Development Workstations

Laptop Requirements

  • CPU: Multi-core processor (Intel i5 or equivalent)
  • RAM: 8GB minimum, 16GB recommended
  • Storage: SSD recommended for better build performance
  • OS: Ubuntu 22.04 LTS for native ROS 2 Humble development

Desktop Considerations

  • CPU: Multi-core processor for faster builds
  • RAM: 16GB minimum for simulation environments
  • GPU: Dedicated GPU helpful for Gazebo simulation and computer vision

Budget Considerations

Starter Budget ($200-$500)

  • Raspberry Pi 4 with camera
  • Basic mobile robot platform (like Donkey Car)
  • Essential sensors (camera, basic IMU)

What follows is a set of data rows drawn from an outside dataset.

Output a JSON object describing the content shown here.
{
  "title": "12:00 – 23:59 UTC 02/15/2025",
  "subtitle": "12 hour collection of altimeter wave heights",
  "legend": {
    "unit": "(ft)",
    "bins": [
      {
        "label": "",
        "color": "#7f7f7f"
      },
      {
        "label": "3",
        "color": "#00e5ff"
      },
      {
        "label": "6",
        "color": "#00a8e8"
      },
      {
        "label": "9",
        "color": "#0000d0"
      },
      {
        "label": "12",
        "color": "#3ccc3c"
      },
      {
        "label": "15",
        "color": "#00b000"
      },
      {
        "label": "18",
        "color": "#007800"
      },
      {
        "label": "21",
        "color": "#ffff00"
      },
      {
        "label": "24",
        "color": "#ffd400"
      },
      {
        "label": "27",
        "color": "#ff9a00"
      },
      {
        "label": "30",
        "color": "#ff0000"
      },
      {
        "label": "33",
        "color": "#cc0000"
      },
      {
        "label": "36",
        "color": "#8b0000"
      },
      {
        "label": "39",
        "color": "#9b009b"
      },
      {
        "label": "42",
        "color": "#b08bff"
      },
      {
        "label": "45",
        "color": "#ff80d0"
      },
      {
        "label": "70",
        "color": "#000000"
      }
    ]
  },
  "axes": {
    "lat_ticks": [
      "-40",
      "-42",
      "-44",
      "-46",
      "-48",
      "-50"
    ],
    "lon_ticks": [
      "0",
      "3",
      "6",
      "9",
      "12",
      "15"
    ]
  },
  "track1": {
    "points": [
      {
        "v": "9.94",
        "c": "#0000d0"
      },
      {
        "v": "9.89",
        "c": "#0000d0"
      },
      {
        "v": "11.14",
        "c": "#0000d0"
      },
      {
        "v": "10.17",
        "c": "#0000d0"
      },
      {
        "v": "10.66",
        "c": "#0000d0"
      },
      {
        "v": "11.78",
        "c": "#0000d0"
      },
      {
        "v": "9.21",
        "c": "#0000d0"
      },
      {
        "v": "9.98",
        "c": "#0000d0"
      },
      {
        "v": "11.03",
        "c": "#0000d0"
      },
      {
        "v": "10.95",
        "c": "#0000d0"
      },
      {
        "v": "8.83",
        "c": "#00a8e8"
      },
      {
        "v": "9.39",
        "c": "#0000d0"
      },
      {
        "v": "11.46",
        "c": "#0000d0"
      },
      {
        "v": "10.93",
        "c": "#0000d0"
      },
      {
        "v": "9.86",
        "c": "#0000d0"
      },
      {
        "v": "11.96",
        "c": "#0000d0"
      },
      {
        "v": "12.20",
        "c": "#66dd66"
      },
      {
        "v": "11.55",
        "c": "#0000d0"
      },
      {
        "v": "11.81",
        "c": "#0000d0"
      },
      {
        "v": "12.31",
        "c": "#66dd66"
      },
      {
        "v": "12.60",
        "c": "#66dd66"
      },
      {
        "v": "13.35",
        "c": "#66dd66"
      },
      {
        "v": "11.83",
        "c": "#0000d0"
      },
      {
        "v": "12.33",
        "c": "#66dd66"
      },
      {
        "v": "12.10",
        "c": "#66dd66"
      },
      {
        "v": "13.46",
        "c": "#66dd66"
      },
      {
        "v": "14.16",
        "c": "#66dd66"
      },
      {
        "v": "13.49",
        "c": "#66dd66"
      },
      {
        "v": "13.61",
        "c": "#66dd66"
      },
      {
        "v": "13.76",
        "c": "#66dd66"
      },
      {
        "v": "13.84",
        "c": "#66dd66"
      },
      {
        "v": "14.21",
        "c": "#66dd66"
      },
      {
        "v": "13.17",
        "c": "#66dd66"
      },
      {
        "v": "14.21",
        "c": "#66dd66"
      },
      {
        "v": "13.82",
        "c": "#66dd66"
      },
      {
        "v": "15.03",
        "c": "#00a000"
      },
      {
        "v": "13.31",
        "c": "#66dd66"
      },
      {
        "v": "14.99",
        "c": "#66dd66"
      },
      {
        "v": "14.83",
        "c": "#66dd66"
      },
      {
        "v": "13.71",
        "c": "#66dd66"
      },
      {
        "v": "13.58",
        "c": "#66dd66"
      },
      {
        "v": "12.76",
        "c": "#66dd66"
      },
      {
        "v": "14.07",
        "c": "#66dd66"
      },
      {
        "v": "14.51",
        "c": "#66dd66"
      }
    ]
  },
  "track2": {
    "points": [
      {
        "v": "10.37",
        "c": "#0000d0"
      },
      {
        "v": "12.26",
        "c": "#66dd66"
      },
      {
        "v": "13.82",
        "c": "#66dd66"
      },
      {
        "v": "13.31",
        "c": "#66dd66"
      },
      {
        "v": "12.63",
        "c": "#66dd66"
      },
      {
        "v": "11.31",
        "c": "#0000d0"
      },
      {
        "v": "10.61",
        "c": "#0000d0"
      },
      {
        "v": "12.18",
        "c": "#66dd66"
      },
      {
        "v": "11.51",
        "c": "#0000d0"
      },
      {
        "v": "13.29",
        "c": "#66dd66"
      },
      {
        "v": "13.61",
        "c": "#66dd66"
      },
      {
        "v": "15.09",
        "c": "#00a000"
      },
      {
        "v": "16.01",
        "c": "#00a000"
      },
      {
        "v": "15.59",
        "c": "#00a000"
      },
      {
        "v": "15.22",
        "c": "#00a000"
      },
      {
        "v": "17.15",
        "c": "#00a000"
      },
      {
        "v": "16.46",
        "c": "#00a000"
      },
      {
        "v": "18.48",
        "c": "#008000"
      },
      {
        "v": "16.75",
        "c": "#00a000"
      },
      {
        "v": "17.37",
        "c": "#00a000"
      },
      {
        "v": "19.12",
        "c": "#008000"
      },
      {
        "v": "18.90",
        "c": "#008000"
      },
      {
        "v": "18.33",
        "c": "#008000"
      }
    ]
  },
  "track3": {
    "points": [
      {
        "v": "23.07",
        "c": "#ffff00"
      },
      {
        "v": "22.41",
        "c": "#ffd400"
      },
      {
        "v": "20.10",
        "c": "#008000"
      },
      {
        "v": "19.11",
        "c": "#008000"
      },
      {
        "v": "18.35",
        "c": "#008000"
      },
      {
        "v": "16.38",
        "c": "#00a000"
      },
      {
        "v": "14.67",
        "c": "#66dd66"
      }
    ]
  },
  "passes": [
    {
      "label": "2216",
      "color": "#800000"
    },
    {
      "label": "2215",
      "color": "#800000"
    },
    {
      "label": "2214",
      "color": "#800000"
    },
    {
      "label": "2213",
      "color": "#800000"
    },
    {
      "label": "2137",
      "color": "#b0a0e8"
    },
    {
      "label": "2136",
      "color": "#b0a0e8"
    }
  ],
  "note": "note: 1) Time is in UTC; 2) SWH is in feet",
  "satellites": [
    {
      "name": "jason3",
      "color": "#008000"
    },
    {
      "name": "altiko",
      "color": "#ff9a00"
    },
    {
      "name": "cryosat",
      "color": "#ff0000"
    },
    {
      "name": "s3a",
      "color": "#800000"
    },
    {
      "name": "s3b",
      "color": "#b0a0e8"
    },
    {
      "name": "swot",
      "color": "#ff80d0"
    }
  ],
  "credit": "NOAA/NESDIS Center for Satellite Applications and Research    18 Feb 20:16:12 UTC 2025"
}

Intermediate Budget ($500-$1,500)

  • TB3 Burger/Waffle or ROSbot
  • Additional sensors (LiDAR, more advanced camera)
  • Better SBC (NVIDIA Jetson Nano)

Advanced Budget ($1,500-$3,000)

  • TurtleBot 4 or Create 3
  • Multiple sensors and actuators
  • High-performance SBC (NVIDIA Jetson Orin)
  • Additional simulation licenses if needed

Key Considerations

  1. Start with simulation: Learn ROS 2 concepts in simulation before moving to hardware
  2. Choose active platforms: Select platforms with active ROS 2 support and community
  3. Consider expandability: Choose platforms that allow adding sensors and capabilities
  4. Factor in ongoing costs: Include costs for power, maintenance, and potential replacements
  5. Check compatibility: Ensure all components have ROS 2 support for your target distribution

Conclusion

Hardware selection should align with learning objectives and budget constraints. For beginners, starting with simulation is highly recommended, followed by entry-level educational robots. The platforms listed here offer good ROS 2 support, educational resources, and community backing that will facilitate learning of ROS 2 concepts.